Ruwa Scout Park is a scouting campsite and outdoor training facility located near Ruwa, in Zimbabwe. The park serves as a venue for camping, leadership training, and community service activities organized by the Scout Association of Zimbabwe.

== Location and environment ==

Ruwa Scout Park is situated approximately 2 kilometres west of Ruwa town, on the north side of the Harare–Mutare Road, at an elevation of about 1,520–1,530 metres above sea level.

The surrounding area consists primarily of sandy miombo woodland vegetation typical of Mashonaland East Province, with nearby aquatic and riverine habitats contributing to local biodiversity.

== History ==

In 1959, Ruwa Scout Park (then commonly referred to as Ruwa Park) hosted the Central African Jamboree, a major scouting gathering organized under the national scouting movement.

Contemporary press coverage documented the event and its regional participation, describing it as one of the significant scouting gatherings held in Central Africa during that period.

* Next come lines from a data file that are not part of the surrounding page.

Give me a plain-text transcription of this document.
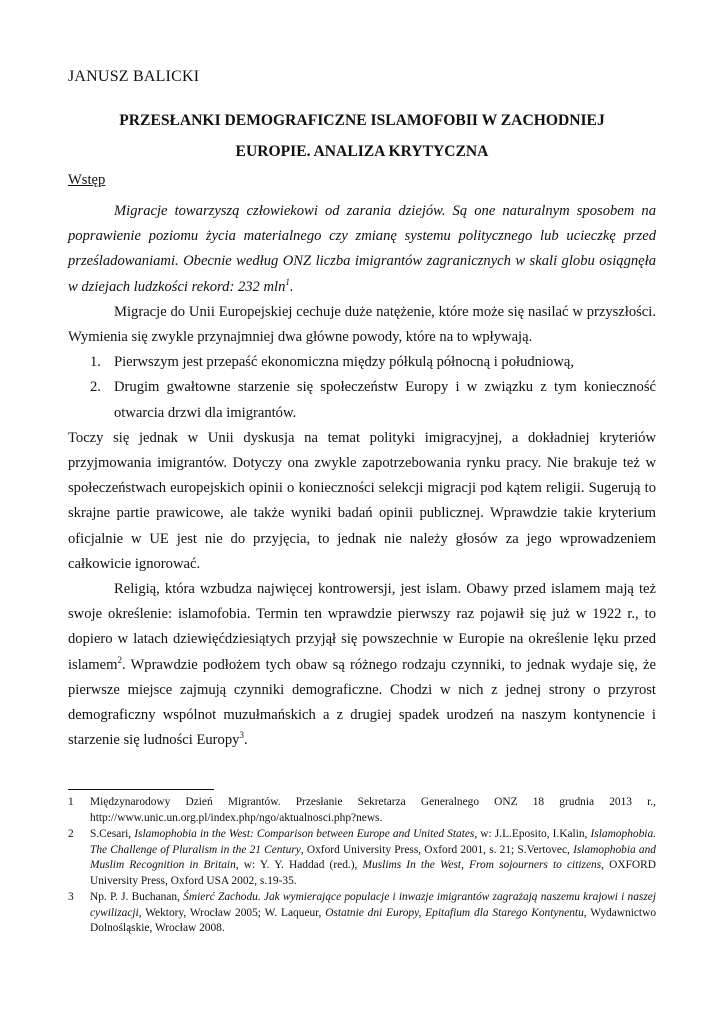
JANUSZ BALICKI
PRZESŁANKI DEMOGRAFICZNE ISLAMOFOBII W ZACHODNIEJ
EUROPIE. ANALIZA KRYTYCZNA
Wstęp

Migracje towarzyszą człowiekowi od zarania dziejów. Są one naturalnym sposobem na poprawienie poziomu życia materialnego czy zmianę systemu politycznego lub ucieczkę przed prześladowaniami. Obecnie według ONZ liczba imigrantów zagranicznych w skali globu osiągnęła w dziejach ludzkości rekord: 232 mln$^1$.

Migracje do Unii Europejskiej cechuje duże natężenie, które może się nasilać w przyszłości. Wymienia się zwykle przynajmniej dwa główne powody, które na to wpływają.

1. Pierwszym jest przepaść ekonomiczna między półkulą północną i południową,
2. Drugim gwałtowne starzenie się społeczeństw Europy i w związku z tym konieczność otwarcia drzwi dla imigrantów.

Toczy się jednak w Unii dyskusja na temat polityki imigracyjnej, a dokładniej kryteriów przyjmowania imigrantów. Dotyczy ona zwykle zapotrzebowania rynku pracy. Nie brakuje też w społeczeństwach europejskich opinii o konieczności selekcji migracji pod kątem religii. Sugerują to skrajne partie prawicowe, ale także wyniki badań opinii publicznej. Wprawdzie takie kryterium oficjalnie w UE jest nie do przyjęcia, to jednak nie należy głosów za jego wprowadzeniem całkowicie ignorować.

Religią, która wzbudza najwięcej kontrowersji, jest islam. Obawy przed islamem mają też swoje określenie: islamofobia. Termin ten wprawdzie pierwszy raz pojawił się już w 1922 r., to dopiero w latach dziewięćdziesiątych przyjął się powszechnie w Europie na określenie lęku przed islamem$^2$. Wprawdzie podłożem tych obaw są różnego rodzaju czynniki, to jednak wydaje się, że pierwsze miejsce zajmują czynniki demograficzne. Chodzi w nich z jednej strony o przyrost demograficzny wspólnot muzułmańskich a z drugiej spadek urodzeń na naszym kontynencie i starzenie się ludności Europy$^3$.

1 Międzynarodowy Dzień Migrantów. Przesłanie Sekretarza Generalnego ONZ 18 grudnia 2013 r., http://www.unic.un.org.pl/index.php/ngo/aktualnosci.php?news.
2 S.Cesari, Islamophobia in the West: Comparison between Europe and United States, w: J.L.Eposito, I.Kalin, Islamophobia. The Challenge of Pluralism in the 21 Century, Oxford University Press, Oxford 2001, s. 21; S.Vertovec, Islamophobia and Muslim Recognition in Britain, w: Y. Y. Haddad (red.), Muslims In the West, From sojourners to citizens, OXFORD University Press, Oxford USA 2002, s.19-35.
3 Np. P. J. Buchanan, Śmierć Zachodu. Jak wymierające populacje i inwazje imigrantów zagrażają naszemu krajowi i naszej cywilizacji, Wektory, Wrocław 2005; W. Laqueur, Ostatnie dni Europy, Epitafium dla Starego Kontynentu, Wydawnictwo Dolnośląskie, Wrocław 2008.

The park has continued to function as a regional campsite for scout troops and provincial events, with ongoing use for national and provincial scouting activities.

== Activities ==

Ruwa Scout Park is used for:

Scout camps and outdoor training exercises

Leadership development programmes

Community service initiatives, including environmental clean-up campaigns

Preparatory activities for national and regional scouting events

Scout groups have undertaken projects at the park aimed at improving infrastructure and promoting environmental stewardship.